Your horse is absolutely gorgeous... I just love it's face!!!
x


----------



## JustDressageIt (Oct 4, 2007)

Trissacar said:


> Whos Denny?


Denny is my OTTB


----------



## Sara (Jul 6, 2007)

She's beautiful! Very nice mare.


----------



## Jubilee Rose (May 28, 2008)

Wow, she is sooo gorgeous! And what nice conformation too!


----------



## twogeldings (Aug 11, 2008)

-want- >.>


Thats all I have to say xD


----------



## Jane Honda (Feb 27, 2009)

Eye. Want. Two. 



Gorgeous!


----------



## LauraB (Nov 11, 2008)

Your horse is awesome!


----------



## close2prfct (Mar 9, 2009)

Jane Honda said:


> Eye. Want. Two.
> 
> 
> 
> Gorgeous!


Ditto..That is one gorgeous horse!


----------



## Trissacar (Apr 19, 2009)

Jubilee Rose said:


> Wow, she is sooo gorgeous! And what nice conformation too!


I know she has like the best comformation.


----------



## hotreddun (Jun 27, 2008)

cute cute! The picture with the head shot with the red ribbon it looks like she is saying, "enough with the pictures lady...lets go get some oats"


----------



## Lori1983 (Jan 9, 2009)

Wow. I absolutely love black thoroughbreds since I saw Sunday Silence race as a kid. (I grew up a few minutes from Churchill Downs). In love!


----------



## Trissacar (Apr 19, 2009)

hotreddun said:


> cute cute!

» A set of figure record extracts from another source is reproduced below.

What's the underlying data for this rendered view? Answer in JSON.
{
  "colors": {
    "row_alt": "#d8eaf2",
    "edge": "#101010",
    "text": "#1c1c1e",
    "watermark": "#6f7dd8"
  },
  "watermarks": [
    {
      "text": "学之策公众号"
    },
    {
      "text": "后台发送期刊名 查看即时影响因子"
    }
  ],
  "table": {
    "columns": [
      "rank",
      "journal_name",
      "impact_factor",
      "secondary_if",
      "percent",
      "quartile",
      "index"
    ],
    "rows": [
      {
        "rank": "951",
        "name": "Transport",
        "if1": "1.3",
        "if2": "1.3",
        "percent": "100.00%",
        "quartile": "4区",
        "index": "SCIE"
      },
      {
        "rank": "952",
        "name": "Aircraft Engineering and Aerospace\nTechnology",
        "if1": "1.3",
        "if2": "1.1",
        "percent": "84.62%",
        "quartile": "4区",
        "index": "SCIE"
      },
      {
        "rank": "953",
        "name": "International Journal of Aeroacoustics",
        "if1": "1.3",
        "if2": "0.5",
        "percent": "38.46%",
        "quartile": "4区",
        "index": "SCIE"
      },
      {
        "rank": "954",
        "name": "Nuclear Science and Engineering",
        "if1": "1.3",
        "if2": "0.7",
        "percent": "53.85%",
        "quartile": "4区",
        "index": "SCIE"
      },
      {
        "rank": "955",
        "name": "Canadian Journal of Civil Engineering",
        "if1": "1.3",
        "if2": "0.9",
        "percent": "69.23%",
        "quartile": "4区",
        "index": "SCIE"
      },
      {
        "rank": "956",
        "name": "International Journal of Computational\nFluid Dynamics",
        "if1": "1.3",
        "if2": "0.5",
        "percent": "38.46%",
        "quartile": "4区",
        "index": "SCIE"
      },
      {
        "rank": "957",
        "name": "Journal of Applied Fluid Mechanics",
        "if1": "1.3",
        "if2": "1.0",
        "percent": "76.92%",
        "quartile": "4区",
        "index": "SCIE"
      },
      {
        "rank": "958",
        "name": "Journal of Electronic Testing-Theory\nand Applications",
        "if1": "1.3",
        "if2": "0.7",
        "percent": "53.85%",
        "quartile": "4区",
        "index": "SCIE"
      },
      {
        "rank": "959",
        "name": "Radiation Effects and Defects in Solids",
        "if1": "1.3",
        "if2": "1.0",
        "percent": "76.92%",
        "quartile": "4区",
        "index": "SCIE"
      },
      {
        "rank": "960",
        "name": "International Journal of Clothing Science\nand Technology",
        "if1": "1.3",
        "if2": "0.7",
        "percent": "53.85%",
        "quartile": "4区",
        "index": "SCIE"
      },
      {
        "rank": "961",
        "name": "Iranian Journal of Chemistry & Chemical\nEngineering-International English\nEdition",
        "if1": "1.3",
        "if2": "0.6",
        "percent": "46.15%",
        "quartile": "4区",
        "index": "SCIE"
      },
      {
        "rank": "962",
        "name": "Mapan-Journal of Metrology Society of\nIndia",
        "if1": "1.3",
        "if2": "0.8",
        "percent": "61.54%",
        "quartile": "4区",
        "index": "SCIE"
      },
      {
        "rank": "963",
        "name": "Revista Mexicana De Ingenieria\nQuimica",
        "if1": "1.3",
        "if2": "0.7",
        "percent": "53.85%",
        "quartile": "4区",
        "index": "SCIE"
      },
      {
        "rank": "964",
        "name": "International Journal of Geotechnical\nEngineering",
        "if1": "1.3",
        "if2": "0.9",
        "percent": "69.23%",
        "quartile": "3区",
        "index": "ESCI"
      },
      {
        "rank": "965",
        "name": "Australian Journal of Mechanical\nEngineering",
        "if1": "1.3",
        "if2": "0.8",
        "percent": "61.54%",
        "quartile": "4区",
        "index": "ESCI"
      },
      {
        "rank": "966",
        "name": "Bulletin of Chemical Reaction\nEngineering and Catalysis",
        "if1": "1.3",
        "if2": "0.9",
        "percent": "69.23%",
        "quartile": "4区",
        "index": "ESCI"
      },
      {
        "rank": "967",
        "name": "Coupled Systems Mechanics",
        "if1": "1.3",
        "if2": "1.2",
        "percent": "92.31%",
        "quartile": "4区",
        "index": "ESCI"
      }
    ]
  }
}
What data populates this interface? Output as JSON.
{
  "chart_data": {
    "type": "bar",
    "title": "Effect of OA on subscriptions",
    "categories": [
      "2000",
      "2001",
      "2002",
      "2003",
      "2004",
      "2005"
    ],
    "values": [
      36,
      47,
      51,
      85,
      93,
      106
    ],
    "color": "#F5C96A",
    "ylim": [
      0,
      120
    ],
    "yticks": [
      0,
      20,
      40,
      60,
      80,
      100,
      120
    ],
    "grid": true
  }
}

The picture with the head shot with the red ribbon it looks like she is saying, "enough with the pictures lady...lets go get some oats"


She was POed!


----------



## SallyJane (Feb 9, 2009)

She is absolutely gorgeous!!!


----------



## RedHawk (Jun 16, 2008)

She's beautiful!!!


----------